Не стоит песен подлый мир.
Померкни, Тассова лампада,
Забудься, друг веков Омир!»
51
…Словно умер кто-то любимый… — такое чувство вызывал вид далекого монгольфьера, плывущего в безоблачных небесах над океаном. Дул ветер, был шестой час после полудня. И более чем на милю, развеваясь, тянулся за желто-голубым монгольфьером шлейф из легчайшего черного шелка.На оконечности мыса, куда ты дошел, неотрывно следя за зрелищем, исполненным траурной красоты, ткань полотна едва не коснулась твоего лица…
52
Ожоги поджили, но левый глаз все еще слезился. Приходилось носить марлевую повязку. Когда наступала ночь, Тимоха снимал ее, смотрел обоими глазами на огни города из окна палаты. Прикрывал ладонью то один, то другой глаз: какой лучше видит? Убедившись, что примерно одинаково — закуривал, и долго сидел в оконном проеме, пока тлела сигарета, почти не затягиваясь ею. Пил воду. Ложился спать, надвинув повязку, чтоб не было больно по пробуждении. Ночью жара спадала, было хорошо. Но днем, при ослепительном самаркандском солнце, начинал слезиться и правый, здоровый глаз. И лучше всего было надвинуть повязку на оба глаза, и весь день, истекая потом, лежать с закрытыми глазами в палате с зашторенными окнами. В начале августа один из военврачей уезжал в краткосрочный отпуск. Чтобы поливать цветы в квартире, кормить кошку, нужен был солдат из выздоравливающих. Врач взял Тимоху — в пятницу вечером привез его, одетого в широченные пижамные штаны и майку, домой, все объяснил-показал, а ночью уже летел в самолете на свадьбу сына. В понедельник утром он должен был возвратиться.В однокомнатной квартире полковника было множество растений и зеркал. Зеркала отражались друг в друге, образовывая бесконечные коридоры, заставленные горшками с папоротниками, кактусами, алоэ, настурциями. Квартира находилась в полуподвальном этаже и может поэтому, может из-за обилия зелени, жара в ней была вполне терпимой. Весь следующий день Тимоха ел фрукты, оставленные на столе, включал телевизор, принимал прохладный душ. Играл с котенком (полковник сказал, что Мурлыка принесла четырех котят. Трех он уже р оздал, вот за четвертым девчонка все никак не приходит.
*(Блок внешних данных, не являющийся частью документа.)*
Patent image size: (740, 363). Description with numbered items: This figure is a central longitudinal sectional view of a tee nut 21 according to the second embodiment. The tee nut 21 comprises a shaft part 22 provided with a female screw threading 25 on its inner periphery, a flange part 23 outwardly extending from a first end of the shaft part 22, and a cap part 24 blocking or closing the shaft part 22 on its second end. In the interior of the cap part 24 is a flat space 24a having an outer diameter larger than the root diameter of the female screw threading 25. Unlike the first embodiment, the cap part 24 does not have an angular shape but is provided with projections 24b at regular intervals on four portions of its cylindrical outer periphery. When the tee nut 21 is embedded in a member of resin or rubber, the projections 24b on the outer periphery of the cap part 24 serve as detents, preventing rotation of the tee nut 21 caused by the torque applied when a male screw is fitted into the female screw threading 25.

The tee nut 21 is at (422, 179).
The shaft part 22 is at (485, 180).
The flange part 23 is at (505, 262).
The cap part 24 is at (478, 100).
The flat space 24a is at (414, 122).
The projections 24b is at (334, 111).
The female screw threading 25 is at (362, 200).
— Если придет — отдашь. Что я с двумя кошаками делать буду, — говорил угрюмый, грузный полковник, намыливая лицо перед бритьем.). Вечером раздался тихий стук в дверь. В форточку проникали зовущие, веселые, отдаленные шумы сумерек знойного лета. Тимоха снял с глаза повязку, и, развалясь на диване, доедая последние яблоки, смотрел по телевизору футбол, убавив экранную яркость. Стук показался ему каким-то уличным шумом.
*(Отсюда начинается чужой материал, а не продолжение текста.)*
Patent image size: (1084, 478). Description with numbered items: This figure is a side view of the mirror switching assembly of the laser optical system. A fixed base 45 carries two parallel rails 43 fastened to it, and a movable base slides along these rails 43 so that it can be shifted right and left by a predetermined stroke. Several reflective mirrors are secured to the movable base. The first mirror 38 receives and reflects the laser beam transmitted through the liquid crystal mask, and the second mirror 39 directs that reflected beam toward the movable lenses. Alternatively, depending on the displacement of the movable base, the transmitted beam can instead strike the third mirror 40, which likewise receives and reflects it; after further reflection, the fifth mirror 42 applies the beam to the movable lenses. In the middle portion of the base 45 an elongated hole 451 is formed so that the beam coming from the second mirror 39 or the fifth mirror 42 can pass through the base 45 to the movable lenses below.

— Ну куда ж ты лупишь, мазила! — сказал он, хрустя яблоком. Стук повторился. В трусах, в смоченной под краном майке, Тимоха пошел открывать. За дверью стояли две девочки — русская и узбечка, обе лет восьми-девяти.
— Здрасте. А дядь Андрей дома?
— Здрасс… Нет. Он уехал. Вы за котенком?
Девочки закивали радостно и застенчиво.
— Сейчас. Вы зайдите.
Тимоха заглянул под диван. Мурлыка и котенок спали. Тима взял котенка — теплого, пушистого. Мурлыка подняла голову.
— Ну, все. Скажи мамке до свидания. Еще встретитесь как-нибудь, — сказал Тимоха, и, неся котенка к двери, провел им, спинкой его, по правой стороне лица. — Прощай, котейка.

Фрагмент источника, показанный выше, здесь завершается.